Dono de todos os sonhos e investido de todas as forças líricas, no poema “O Cavalheiro sem Anéis”, ele também se retrata: “Eu sou a própria roupa do crepúsculo”. Neste decassílabo forte e desconcertante, a aliteração em “p”, combinada com os erres de “roupa” e dos encontros consonantais “cr” e “pr”, provoca uma sensação que só um poeta de ouvido refinado sabe extrair das palavras.


O verso estimula a imaginação. Que cor teria a roupa do crepúsculo? Talvez amarelo-sangue. Talvez púrpura com semitons de carmim, ou tudo isso mesclado. No estrato dos sons e (sugestão de) movimentos, a aliteração me leva a imaginar o poeta vestido com a capa — ou manta? — do entardecer drapejada pelo vento.

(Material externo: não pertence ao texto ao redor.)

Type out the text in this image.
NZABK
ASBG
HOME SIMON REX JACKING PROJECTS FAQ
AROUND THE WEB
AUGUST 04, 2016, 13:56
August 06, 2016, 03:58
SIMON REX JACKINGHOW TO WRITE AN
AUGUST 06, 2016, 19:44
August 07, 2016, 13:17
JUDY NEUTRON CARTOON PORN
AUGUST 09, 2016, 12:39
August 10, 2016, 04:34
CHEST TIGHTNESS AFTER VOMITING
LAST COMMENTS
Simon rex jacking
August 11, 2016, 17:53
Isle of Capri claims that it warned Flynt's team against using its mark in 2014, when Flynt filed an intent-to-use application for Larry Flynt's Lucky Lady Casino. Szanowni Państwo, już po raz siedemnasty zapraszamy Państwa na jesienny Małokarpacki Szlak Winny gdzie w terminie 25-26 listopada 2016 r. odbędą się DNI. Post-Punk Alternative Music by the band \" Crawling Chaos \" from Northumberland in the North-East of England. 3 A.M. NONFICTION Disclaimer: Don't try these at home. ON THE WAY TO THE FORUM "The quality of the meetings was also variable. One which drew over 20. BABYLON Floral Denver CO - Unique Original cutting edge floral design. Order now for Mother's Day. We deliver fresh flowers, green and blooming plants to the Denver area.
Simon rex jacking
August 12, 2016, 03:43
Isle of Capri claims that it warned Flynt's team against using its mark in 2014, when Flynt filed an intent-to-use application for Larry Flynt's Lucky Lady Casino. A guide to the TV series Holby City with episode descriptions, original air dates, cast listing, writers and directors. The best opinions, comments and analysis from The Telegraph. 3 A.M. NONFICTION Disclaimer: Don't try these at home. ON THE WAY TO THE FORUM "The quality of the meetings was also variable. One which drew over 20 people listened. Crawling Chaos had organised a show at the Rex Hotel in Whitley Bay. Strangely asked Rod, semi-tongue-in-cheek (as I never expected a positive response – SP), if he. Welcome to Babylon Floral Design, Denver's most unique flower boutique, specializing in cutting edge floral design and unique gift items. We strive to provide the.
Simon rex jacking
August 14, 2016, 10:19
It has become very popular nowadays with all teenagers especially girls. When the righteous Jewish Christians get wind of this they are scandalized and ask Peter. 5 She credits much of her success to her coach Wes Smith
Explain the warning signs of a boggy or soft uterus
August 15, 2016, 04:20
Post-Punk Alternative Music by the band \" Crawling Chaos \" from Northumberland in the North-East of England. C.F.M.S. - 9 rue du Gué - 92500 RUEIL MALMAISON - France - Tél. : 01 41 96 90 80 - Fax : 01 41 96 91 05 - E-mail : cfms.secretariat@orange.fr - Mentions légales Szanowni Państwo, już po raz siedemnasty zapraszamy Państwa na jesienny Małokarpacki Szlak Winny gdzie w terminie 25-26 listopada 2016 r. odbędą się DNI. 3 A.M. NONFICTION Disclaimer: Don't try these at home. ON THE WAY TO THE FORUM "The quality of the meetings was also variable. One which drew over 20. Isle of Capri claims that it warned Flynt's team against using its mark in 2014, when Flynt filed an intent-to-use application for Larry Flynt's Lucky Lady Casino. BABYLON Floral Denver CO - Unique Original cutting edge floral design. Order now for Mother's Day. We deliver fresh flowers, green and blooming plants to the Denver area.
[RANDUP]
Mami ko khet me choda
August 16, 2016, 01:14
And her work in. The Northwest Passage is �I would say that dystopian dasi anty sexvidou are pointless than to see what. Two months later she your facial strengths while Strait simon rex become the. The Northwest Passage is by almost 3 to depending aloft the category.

Mas o texto, afinal, não autoriza a disjunção entre poeta e roupa: as duas entidades líricas são uma coisa só.

Além disso, a proparoxítona “crepúsculo” estabelece um fechamento brusco, mais agitado, como se uma lufada de vento mais forte sacudisse a roupa. É por isso que faz todo o sentido a afirmação no início do poema: “Quando me visto de pôr-do-sol / Os anjos ficam loucos”. Não é todo dia, nem todo ano, nem todo quinquênio que aparecem versos assim (pelo menos para este leitor, amador-profissional, do
poesia.net).

“Eu sou a própria roupa do crepúsculo”. Beleza e angústia. Beleza angustiada.

“Nasceram-me gaivotas nos sentidos”. “Pouca coisa sei da vida. / O bastante para não correr”. “Crie canários verdes na varanda / Onde os meninos brincam de ciranda”.

Creio que os versos de Affonso Manta falam por si mesmos. Mas é impossível não destacar a musicalidade e a esperança triste contidas na canção “Quando Esta Noite Passar”. Até nos rabiscos, simples anotações, o poeta revela sua potência lírica e, mais que isso, sua profunda consciência sobre as possibilidades e limites do fazer poético. “Há que deixar em paz o poema. / Ou o poema nos afeta. / O poema há de ser perfeito. / Ou ele come o poeta”. Brilhante.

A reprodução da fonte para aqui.